- Occupations: Prophet and leader
- Years active: 1922–35

= Garluark =

Garluark (fl. 1922–1935) was a leader of the Nuer people of Sudan. Described as a powerful prophet, he led his people in revolt against the Anglo-Egyptian authorities in 1923. He was captured in 1925 but after swearing allegiance to the British was freed and placed in position as indirect ruler of his former territory. After the British district commissioner was murdered in 1927 a force led by Major Lionel Bostock captured Garluark once again. He was freed once more in 1935 and reinstated as ruler.

== Life ==
Garluark has been described as a "powerful and influential prophet" of the Nuer people. Sudan was at the time under the control of an Anglo-Egyptian condominium and the British administrator for Garluark's territory was district commissioner Captain V. Fergusson. Initially, in 1922, Garluark refused to communicate with Fergusson however later that year he agreed to meet for negotiations which seemed to be proceeding well until Garluark left abruptly.
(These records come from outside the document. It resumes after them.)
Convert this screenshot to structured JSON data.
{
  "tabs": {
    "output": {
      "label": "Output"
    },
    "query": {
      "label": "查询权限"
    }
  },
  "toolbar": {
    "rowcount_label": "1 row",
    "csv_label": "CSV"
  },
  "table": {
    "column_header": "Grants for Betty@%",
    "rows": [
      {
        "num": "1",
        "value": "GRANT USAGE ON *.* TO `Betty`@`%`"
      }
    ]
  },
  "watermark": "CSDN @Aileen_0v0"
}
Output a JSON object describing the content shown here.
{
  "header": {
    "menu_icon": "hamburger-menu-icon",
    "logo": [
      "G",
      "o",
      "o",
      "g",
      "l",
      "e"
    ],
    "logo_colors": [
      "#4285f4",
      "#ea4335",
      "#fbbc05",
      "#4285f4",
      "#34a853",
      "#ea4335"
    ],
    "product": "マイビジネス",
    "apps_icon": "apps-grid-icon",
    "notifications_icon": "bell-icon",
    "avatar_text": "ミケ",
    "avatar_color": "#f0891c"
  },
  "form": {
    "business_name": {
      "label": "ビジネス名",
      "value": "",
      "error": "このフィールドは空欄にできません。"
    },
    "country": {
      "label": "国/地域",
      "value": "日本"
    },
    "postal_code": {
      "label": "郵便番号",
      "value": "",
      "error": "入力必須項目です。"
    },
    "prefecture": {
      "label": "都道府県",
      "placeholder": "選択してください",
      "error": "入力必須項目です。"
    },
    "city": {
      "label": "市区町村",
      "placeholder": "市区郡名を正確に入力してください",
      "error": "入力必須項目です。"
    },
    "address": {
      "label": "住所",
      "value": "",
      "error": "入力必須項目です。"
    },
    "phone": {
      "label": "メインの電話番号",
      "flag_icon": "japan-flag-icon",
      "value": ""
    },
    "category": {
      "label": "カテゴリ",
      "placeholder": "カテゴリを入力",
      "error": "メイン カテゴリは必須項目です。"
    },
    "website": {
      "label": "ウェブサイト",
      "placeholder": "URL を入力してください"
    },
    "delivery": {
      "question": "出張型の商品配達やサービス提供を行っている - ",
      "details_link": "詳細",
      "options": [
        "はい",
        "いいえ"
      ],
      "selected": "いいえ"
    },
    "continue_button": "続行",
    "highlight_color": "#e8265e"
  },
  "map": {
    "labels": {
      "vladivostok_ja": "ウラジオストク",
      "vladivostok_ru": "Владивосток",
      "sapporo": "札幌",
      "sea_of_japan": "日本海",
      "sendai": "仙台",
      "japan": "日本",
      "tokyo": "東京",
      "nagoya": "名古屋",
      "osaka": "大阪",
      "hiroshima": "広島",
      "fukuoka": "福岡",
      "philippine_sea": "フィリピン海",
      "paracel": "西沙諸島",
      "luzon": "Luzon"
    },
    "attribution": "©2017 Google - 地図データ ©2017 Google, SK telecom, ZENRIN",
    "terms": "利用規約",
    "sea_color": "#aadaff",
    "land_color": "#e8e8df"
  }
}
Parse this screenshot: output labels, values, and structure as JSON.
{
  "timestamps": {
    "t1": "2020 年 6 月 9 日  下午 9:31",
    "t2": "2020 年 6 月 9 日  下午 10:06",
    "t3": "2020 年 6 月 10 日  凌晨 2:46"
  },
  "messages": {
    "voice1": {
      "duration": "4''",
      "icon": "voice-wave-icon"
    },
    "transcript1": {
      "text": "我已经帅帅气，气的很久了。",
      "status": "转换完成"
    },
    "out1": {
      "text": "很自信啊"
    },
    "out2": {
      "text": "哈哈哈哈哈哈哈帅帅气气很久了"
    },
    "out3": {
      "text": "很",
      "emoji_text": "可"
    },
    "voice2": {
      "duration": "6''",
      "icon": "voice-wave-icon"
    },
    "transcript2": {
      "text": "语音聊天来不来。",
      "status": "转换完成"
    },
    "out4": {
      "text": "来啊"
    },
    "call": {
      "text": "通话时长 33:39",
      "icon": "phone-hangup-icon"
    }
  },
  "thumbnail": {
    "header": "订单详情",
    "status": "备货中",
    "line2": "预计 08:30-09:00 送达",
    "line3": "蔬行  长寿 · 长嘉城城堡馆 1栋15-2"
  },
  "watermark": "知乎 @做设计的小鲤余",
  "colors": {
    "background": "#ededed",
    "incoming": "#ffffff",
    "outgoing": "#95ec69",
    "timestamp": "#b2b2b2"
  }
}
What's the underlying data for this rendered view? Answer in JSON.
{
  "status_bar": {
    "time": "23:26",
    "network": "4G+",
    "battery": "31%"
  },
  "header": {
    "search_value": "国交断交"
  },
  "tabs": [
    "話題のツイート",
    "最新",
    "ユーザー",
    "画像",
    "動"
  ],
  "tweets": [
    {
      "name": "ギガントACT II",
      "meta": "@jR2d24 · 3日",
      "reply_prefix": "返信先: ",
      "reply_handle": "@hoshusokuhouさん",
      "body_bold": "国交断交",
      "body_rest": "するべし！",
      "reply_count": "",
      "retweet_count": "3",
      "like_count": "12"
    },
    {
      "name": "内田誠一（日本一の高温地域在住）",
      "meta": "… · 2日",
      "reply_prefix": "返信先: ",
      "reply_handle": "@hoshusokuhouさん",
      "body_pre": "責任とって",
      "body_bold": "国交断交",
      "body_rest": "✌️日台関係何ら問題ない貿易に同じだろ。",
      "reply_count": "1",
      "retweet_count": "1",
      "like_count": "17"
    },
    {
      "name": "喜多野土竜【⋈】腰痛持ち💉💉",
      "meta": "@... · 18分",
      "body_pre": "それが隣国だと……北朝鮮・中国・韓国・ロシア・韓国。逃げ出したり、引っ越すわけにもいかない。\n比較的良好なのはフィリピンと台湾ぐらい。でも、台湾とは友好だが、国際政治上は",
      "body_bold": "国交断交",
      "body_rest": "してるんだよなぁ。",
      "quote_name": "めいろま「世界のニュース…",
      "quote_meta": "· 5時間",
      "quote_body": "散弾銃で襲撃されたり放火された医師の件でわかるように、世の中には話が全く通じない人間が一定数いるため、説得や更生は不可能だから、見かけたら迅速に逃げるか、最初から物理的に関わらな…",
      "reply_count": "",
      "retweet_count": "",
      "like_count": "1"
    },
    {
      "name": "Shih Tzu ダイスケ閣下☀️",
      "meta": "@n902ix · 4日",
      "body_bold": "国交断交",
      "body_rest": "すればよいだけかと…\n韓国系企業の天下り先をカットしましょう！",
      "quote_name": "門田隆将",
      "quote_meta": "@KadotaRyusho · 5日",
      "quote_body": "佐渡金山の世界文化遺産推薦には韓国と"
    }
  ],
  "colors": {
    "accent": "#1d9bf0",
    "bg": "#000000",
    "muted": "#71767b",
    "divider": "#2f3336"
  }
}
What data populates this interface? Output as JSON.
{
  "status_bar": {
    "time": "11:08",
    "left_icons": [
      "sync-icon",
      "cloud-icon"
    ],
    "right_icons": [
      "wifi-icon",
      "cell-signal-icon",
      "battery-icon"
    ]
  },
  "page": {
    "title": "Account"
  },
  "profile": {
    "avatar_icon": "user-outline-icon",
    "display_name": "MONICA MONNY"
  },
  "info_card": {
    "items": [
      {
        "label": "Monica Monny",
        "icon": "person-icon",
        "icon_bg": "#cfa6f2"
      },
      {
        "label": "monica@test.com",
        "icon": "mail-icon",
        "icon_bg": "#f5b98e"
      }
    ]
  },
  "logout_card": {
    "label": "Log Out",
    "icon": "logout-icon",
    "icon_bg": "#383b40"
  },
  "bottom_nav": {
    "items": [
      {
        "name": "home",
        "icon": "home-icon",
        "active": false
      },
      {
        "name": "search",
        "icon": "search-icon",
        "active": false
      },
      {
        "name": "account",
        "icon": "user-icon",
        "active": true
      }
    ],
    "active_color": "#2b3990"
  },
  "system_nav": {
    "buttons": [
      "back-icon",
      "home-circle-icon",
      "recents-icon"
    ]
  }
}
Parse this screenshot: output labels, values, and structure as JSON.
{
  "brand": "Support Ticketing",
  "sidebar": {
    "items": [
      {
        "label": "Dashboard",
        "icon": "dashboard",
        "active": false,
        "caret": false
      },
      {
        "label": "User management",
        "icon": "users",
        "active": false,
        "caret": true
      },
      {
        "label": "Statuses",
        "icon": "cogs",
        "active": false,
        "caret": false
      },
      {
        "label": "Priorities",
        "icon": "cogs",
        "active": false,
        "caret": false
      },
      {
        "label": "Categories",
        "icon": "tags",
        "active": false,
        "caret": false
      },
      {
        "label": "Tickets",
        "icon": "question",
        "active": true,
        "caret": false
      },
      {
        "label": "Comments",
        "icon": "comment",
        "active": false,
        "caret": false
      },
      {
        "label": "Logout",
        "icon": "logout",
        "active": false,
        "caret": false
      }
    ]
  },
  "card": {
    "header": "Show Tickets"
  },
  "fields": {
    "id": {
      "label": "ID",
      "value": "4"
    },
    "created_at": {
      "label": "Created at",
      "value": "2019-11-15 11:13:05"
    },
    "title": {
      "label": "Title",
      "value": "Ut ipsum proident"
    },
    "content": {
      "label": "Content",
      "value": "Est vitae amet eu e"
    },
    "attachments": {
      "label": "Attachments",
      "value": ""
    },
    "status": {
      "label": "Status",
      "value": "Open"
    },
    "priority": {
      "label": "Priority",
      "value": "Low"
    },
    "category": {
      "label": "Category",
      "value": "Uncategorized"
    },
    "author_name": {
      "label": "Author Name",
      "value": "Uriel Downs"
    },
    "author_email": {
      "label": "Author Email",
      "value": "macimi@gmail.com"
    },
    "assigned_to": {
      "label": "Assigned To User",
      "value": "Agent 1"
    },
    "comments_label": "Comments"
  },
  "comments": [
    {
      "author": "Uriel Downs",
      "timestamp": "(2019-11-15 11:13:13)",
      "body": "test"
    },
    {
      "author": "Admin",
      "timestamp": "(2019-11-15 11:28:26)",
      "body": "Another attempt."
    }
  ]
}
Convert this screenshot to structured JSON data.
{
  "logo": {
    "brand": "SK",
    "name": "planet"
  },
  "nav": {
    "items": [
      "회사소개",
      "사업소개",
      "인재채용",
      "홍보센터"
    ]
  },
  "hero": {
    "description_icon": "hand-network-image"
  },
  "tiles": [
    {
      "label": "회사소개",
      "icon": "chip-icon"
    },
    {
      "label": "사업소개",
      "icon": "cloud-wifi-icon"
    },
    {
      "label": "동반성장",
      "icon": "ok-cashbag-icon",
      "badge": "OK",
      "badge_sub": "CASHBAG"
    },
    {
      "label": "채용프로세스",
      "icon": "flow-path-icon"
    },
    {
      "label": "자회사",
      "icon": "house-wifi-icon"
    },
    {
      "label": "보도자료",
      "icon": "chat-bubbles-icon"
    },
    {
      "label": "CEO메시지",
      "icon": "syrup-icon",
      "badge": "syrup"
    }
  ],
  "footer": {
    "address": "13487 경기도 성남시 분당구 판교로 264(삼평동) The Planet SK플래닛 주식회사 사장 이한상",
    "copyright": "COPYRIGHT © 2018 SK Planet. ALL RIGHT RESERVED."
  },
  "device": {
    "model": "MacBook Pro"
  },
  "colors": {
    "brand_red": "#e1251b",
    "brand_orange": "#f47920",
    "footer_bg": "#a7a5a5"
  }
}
In 1923 Garluark led the Nuer in the eastern portion of Bahr-al-Ghazal in rebellion against the Anglo-Egyptian authorities. British troops led by Fergusson were initially unable to put down the revolt, but in January 1925 he led a strong force through the Nyuong region which killed the Nuer and burnt their villages. Garluark was captured but, after swearing his allegiance, Fergusson set him free to rule the region on behalf of Britain. He was said to be much feared by the chiefs and sub-chiefs of the region owing to his links with the British.

Fergusson was murdered in December 1927, allegedly on the orders of a local chief, but Garluark was blamed. A simultaneous uprising occurred by the Nuer of the Sobat River region. Two expeditions were launched against the Nuer, one to the Sobat River under Captain JR Chidlaw-Robert and one against Garluark under Major Lionel Bostock. Garluark's men were surrounded by ground troops and attacked by Royal Air Force aircraft. The campaign ended on 7 February 1928 and Garluark was captured and imprisoned at Malakal. Garluark was reinstated as an indirect ruler in 1935 after Fergusson's murderers had been brought to justice.